Sixteen years later, Jarry is preparing to compete at her second Olympic Games, at the age of just 24.

“To achieve the lifelong dream twice now is pretty amazing,” Jarry told Star Weekly.

“This time I probably appreciate a bit more because of the sacrifices I had to make and hard work I had to do to get there. I feel like I’m a little bit prouder to have made my second one and obviously just looking forward to Rio and getting out there and getting the job done with the team.”

Jarry is the kind of player you want on your side and not staring down from the opposite end of the court.

Her game is built around defence and she has mastered it.

What makes Jarry so valuable is her ability to guard multiple positions from shooting guard to power forward.

“My versatility is a huge part of my role in the team,” Jarry said.

“My ability to play three different positions, I don’t think anyone else in our team will be doing that, so that’s a bonus for me.

“Defence is a huge role of mine and something I’ve prided myself on in my Australian career.

“I’ll also be looking to compliment some of the stars in our team when it’s my time to score.”

Jarry has travelled the world to play basketball at elite levels, but she has not forgotten her roots.

You can tell the pride in her voice when she starts talking about her upbringing in the western suburbs.

She grew up in Spotswood and attended Wembley Primary School in Yarraville.
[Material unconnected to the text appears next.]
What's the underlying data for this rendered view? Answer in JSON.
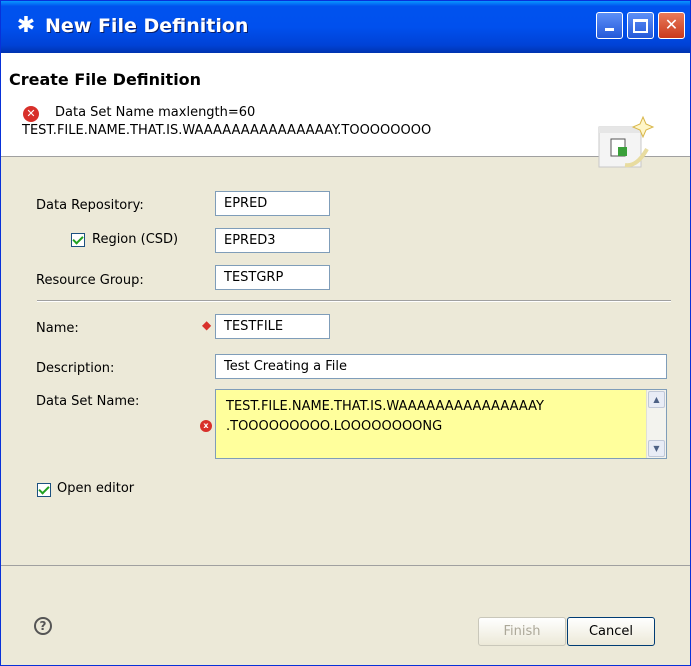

While basketball came on the radar for Jarry around her primary school years, it was not the only sport catching her eye.

“I love all sports and played a heap of different ones growing up,” she said. “I’ll watch AFL, cricket, whatever is on the TV, I’ll give it a watch.
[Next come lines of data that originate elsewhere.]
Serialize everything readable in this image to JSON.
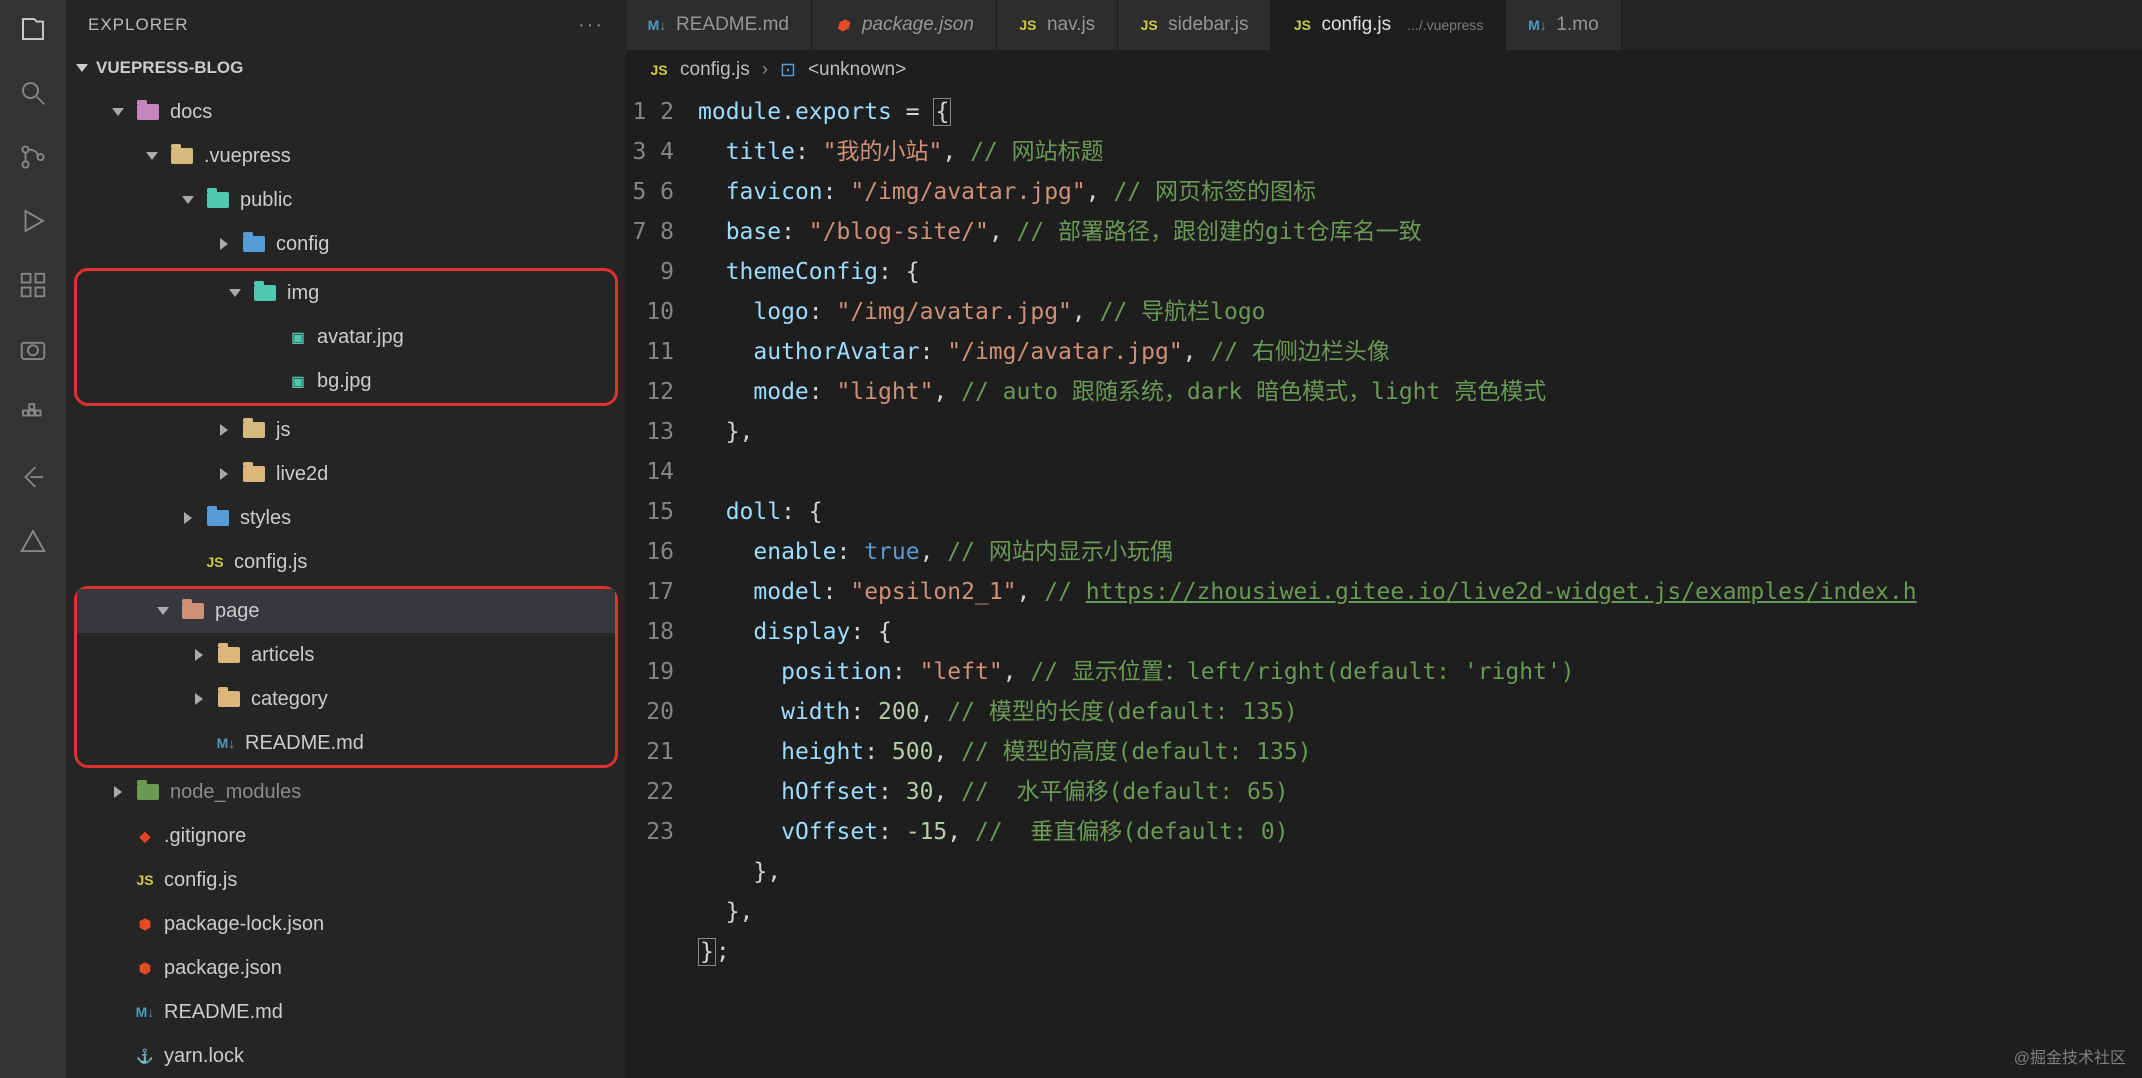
{
  "sidebar": {
    "title": "EXPLORER",
    "project": "VUEPRESS-BLOG"
  },
  "tree": {
    "docs": "docs",
    "vuepress": ".vuepress",
    "public": "public",
    "config_folder": "config",
    "img": "img",
    "avatar": "avatar.jpg",
    "bg": "bg.jpg",
    "js": "js",
    "live2d": "live2d",
    "styles": "styles",
    "config_js": "config.js",
    "page": "page",
    "articels": "articels",
    "category": "category",
    "readme_md": "README.md",
    "node_modules": "node_modules",
    "gitignore": ".gitignore",
    "config_js2": "config.js",
    "pkglock": "package-lock.json",
    "pkg": "package.json",
    "readme2": "README.md",
    "yarn": "yarn.lock"
  },
  "tabs": [
    {
      "icon": "md",
      "label": "README.md"
    },
    {
      "icon": "json",
      "label": "package.json",
      "italic": true
    },
    {
      "icon": "js",
      "label": "nav.js"
    },
    {
      "icon": "js",
      "label": "sidebar.js"
    },
    {
      "icon": "js",
      "label": "config.js",
      "subpath": ".../.vuepress",
      "active": true
    },
    {
      "icon": "md",
      "label": "1.mo"
    }
  ],
  "breadcrumb": {
    "file_icon": "JS",
    "file": "config.js",
    "symbol": "<unknown>"
  },
  "code": {
    "lines": 23,
    "l1_a": "module",
    "l1_b": "exports",
    "l2_k": "title",
    "l2_v": "\"我的小站\"",
    "l2_c": "// 网站标题",
    "l3_k": "favicon",
    "l3_v": "\"/img/avatar.jpg\"",
    "l3_c": "// 网页标签的图标",
    "l4_k": "base",
    "l4_v": "\"/blog-site/\"",
    "l4_c": "// 部署路径，跟创建的git仓库名一致",
    "l5_k": "themeConfig",
    "l6_k": "logo",
    "l6_v": "\"/img/avatar.jpg\"",
    "l6_c": "// 导航栏logo",
    "l7_k": "authorAvatar",
    "l7_v": "\"/img/avatar.jpg\"",
    "l7_c": "// 右侧边栏头像",
    "l8_k": "mode",
    "l8_v": "\"light\"",
    "l8_c": "// auto 跟随系统，dark 暗色模式，light 亮色模式",
    "l11_k": "doll",
    "l12_k": "enable",
    "l12_v": "true",
    "l12_c": "// 网站内显示小玩偶",
    "l13_k": "model",
    "l13_v": "\"epsilon2_1\"",
    "l13_c": "// ",
    "l13_link": "https://zhousiwei.gitee.io/live2d-widget.js/examples/index.h",
    "l14_k": "display",
    "l15_k": "position",
    "l15_v": "\"left\"",
    "l15_c": "// 显示位置：left/right(default: 'right')",
    "l16_k": "width",
    "l16_v": "200",
    "l16_c": "// 模型的长度(default: 135)",
    "l17_k": "height",
    "l17_v": "500",
    "l17_c": "// 模型的高度(default: 135)",
    "l18_k": "hOffset",
    "l18_v": "30",
    "l18_c": "//  水平偏移(default: 65)",
    "l19_k": "vOffset",
    "l19_v": "-15",
    "l19_c": "//  垂直偏移(default: 0)"
  },
  "watermark": "@掘金技术社区"
}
“I’m hoping to get out and watch a few other sports at the Olympics as well.”

The decision to start playing in the juniors with the Altona Gators at the age of nine is one that shaped her sporting destiny. She credits the Gators coaches for giving her the tools she needed to make a career out of the game.

By the time she was in her teens at Williamstown High School, Jarry was showing huge potential.
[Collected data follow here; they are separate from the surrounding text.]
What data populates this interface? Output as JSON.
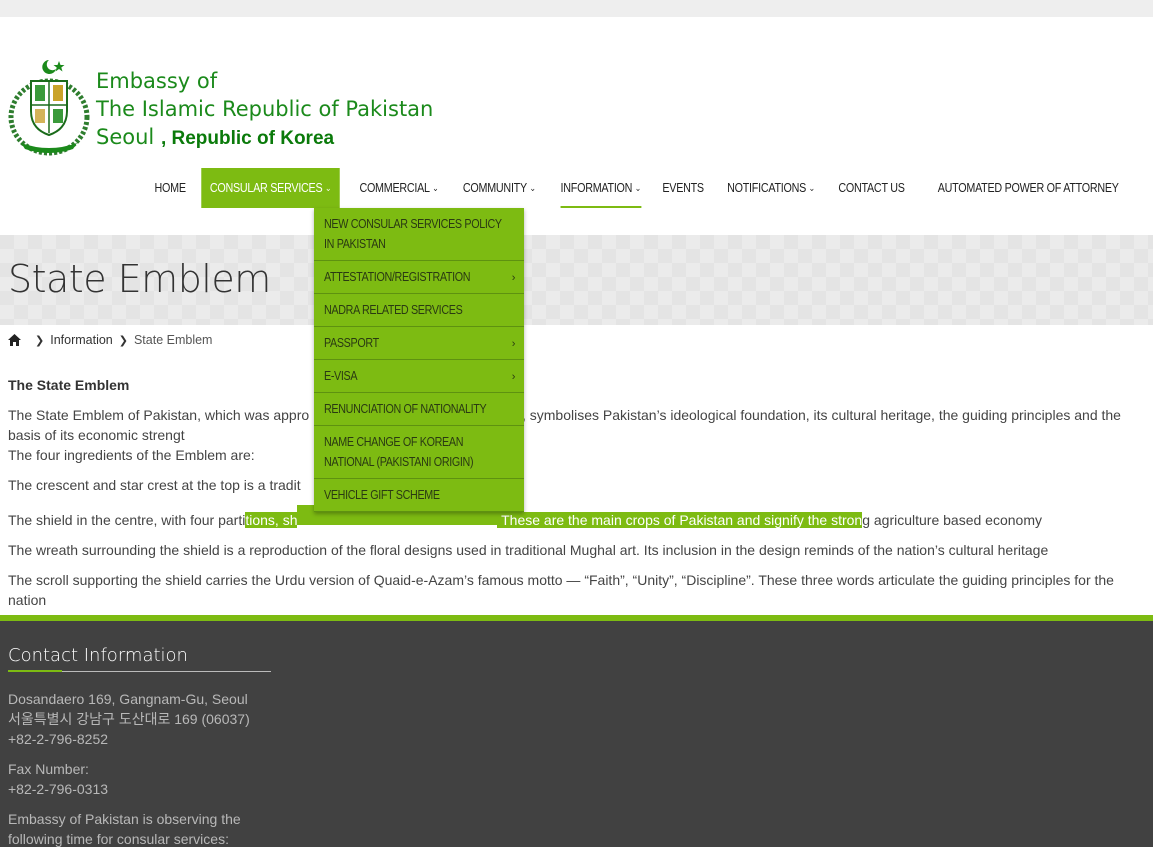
{
  "header": {
    "logo_line1": "Embassy of",
    "logo_line2": "The Islamic Republic of Pakistan",
    "logo_line3a": "Seoul",
    "logo_line3b": ", Republic of Korea"
  },
  "nav": {
    "items": [
      {
        "label": "HOME"
      },
      {
        "label": "CONSULAR SERVICES"
      },
      {
        "label": "COMMERCIAL"
      },
      {
        "label": "COMMUNITY"
      },
      {
        "label": "INFORMATION"
      },
      {
        "label": "EVENTS"
      },
      {
        "label": "NOTIFICATIONS"
      },
      {
        "label": "CONTACT US"
      },
      {
        "label": "AUTOMATED POWER OF ATTORNEY"
      }
    ]
  },
  "dropdown": {
    "items": [
      {
        "label": "NEW CONSULAR SERVICES POLICY IN PAKISTAN"
      },
      {
        "label": "ATTESTATION/REGISTRATION"
      },
      {
        "label": "NADRA RELATED SERVICES"
      },
      {
        "label": "PASSPORT"
      },
      {
        "label": "E-VISA"
      },
      {
        "label": "RENUNCIATION OF NATIONALITY"
      },
      {
        "label": "NAME CHANGE OF KOREAN NATIONAL (PAKISTANI ORIGIN)"
      },
      {
        "label": "VEHICLE GIFT SCHEME"
      }
    ]
  },
  "banner": {
    "title": "State Emblem"
  },
  "breadcrumb": {
    "level1": "Information",
    "current": "State Emblem"
  },
  "content": {
    "heading": "The State Emblem",
    "p1a": "The State Emblem of Pakistan, which was appro",
    "p1b": " in 1954, symbolises Pakistan’s ideological foundation, its cultural heritage, the guiding principles and the basis of its economic strengt",
    "p1c": "The four ingredients of the Emblem are:",
    "p2": "The crescent and star crest at the top is a tradit",
    "p3a": "The shield in the centre, with four parti",
    "p3hl1": "tions, sh",
    "p3hl2": " These are the main crops of Pakistan and signify the stron",
    "p3b": "g agriculture based economy",
    "p4": "The wreath surrounding the shield is a reproduction of the floral designs used in traditional Mughal art. Its inclusion in the design reminds of the nation’s cultural heritage",
    "p5": "The scroll supporting the shield carries the Urdu version of Quaid-e-Azam’s famous motto — “Faith”, “Unity”, “Discipline”. These three words articulate the guiding principles for the nation"
  },
  "footer": {
    "title": "Contact Information",
    "addr1": "Dosandaero 169, Gangnam-Gu, Seoul",
    "addr2": "서울특별시 강남구 도산대로 169 (06037)",
    "phone": "+82-2-796-8252",
    "fax_label": "Fax Number:",
    "fax": "+82-2-796-0313",
    "note": "Embassy of Pakistan is observing the following time for consular services:"
  },
  "colors": {
    "accent": "#7dbb12",
    "logo_green": "#1b8a1b",
    "footer_bg": "#414141"
  },
  "icons": {
    "home": "home-icon",
    "chevron": "chevron-down-icon",
    "arrow": "chevron-right-icon"
  }
}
She would represent Australia at under-16, under-18 and under-20 levels, while also picking up a scholarship with the Australian Institute of Sport, which meant her VCE would be completed in Canberra.

All roads pointed to the London 2012 Olympics for Jarry and she was part of an Opals team that went on to win a bronze medal.

Jarry relished the Olympic dream first time around and believes it was a great learning curve for Rio. She has just signed a contract with Basket Lattes, a team in the French league based in Montpellier.

She has played at the top level in Australia for WNBL clubs as well as professionally for the Minnesota Lynx in the WNBA in the United States, where her team won the title.